War der Schenker im Zeitpunkt der Schenkung in einem Vertragsstaat ansässig und war er im anderen Staat zu irgendeinem Zeitpunkt innerhalb des Jahres, das der Schenkung unmittelbar vorangeht, ansässig, so darf der andere Staat – vorbehaltlich des Absatzes 1 – nach seinem innerstaatlichen Recht auch unter Artikel 7 fallendes Vermögen besteuern.
Artikel 9
SCHULDENABZUG
Schulden, die durch das in Artikel 5 genannte Vermögen besonders gesichert sind, werden vom Wert dieses Vermögens abgezogen. Schulden, die zwar nicht durch das in Artikel 5 genannte Vermögen besonders gesichert sind, die aber im Zusammenhang mit dem Erwerb, der Änderung, der Instandsetzung oder der Instandhaltung solchen Vermögens entstanden sind, werden vom Wert dieses Vermögens abgezogen.
Vorbehaltlich des Absatzes 1 werden Schulden, die mit einer in Artikel 6 Absatz 1 genannten Betriebstätte oder einer in Artikel 6 Absatz 6 genannten festen Einrichtung zusammenhängen, vom Wert der Betriebstätte beziehungsweise der festen Einrichtung abgezogen.
Die anderen Schulden werden vom Wert des Vermögens abgezogen, für das Artikel 7 beziehungsweise Artikel 8 gilt.
Übersteigt eine Schuld den Wert des Vermögens, von dem sie in einem Vertragsstaat nach den Absätzen 1 oder 2 abzuziehen ist, so wird der übersteigende Betrag vom Wert des übrigen Vermögens, das in diesem Staat besteuert werden darf, abgezogen.

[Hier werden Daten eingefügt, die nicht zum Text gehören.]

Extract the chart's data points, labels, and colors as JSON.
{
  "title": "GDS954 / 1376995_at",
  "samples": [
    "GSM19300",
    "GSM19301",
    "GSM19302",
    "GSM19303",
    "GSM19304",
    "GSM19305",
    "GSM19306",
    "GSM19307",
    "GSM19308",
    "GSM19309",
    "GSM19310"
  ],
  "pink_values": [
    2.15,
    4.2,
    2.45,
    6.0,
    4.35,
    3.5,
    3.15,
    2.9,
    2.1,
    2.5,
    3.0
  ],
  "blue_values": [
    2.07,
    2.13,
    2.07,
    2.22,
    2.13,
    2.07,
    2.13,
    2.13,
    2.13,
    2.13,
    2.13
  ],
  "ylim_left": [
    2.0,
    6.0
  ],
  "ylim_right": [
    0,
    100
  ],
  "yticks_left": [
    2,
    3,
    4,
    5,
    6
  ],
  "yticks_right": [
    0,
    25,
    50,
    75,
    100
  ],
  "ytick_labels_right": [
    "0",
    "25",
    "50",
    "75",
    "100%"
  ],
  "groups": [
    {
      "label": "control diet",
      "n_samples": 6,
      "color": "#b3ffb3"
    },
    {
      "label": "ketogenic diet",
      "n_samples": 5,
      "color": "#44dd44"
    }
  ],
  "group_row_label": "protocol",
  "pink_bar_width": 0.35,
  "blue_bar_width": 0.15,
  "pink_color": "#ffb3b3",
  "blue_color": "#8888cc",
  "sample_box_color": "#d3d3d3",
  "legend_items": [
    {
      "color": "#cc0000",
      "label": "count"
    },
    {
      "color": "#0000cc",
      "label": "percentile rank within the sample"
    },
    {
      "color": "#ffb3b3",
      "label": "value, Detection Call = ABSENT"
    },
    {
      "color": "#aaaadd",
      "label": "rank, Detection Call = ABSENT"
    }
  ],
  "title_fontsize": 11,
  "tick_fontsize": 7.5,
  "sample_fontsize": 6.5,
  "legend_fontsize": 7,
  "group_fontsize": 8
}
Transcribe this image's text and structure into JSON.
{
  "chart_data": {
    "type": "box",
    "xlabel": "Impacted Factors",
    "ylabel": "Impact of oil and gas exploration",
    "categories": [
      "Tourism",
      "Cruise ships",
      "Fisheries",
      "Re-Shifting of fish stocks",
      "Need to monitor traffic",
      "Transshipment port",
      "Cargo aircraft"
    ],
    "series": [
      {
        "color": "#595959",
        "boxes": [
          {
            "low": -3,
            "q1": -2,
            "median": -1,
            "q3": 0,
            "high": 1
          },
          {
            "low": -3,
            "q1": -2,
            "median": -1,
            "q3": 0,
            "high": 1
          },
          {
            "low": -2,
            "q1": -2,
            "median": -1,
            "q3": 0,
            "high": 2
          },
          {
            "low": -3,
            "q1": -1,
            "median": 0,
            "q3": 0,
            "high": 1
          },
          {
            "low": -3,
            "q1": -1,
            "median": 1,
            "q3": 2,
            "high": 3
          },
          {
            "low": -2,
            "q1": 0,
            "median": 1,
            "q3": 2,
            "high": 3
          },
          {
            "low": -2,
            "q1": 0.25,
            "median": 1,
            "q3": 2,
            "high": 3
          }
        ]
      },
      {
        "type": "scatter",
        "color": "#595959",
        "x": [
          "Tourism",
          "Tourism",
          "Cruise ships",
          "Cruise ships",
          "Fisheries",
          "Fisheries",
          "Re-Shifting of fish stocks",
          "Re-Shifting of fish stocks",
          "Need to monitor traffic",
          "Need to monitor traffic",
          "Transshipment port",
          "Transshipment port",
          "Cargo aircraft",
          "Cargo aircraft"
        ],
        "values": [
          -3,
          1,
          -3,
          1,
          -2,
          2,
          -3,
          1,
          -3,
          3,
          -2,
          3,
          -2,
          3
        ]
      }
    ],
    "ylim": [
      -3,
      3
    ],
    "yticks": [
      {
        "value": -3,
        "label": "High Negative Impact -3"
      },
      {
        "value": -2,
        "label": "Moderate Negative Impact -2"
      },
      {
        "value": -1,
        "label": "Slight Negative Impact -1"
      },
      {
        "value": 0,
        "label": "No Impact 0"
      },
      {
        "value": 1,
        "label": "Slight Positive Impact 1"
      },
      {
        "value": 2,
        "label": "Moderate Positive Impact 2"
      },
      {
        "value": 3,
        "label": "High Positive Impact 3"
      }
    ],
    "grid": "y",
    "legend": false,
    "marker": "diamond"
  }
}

Verbleibt in einem Vertragsstaat nach den Abzügen, die auf Grund der Absätze 3 und 4 vorzunehmen sind, ein Schuldenrest, so wird dieser vom Wert des Vermögens, das im anderen Vertragsstaat besteuert werden darf, abgezogen.
Ist ein Vertragsstaat nach den Absätzen 1 bis 5 verpflichtet, einen höheren als nach seinem Recht vorgesehenen Schuldenabzug vorzunehmen, so gelten die genannten Absätze nur insoweit, als der andere Vertragsstaat nach seinem innerstaatlichen Recht nicht verpflichtet ist, die gleichen Schulden abzuziehen.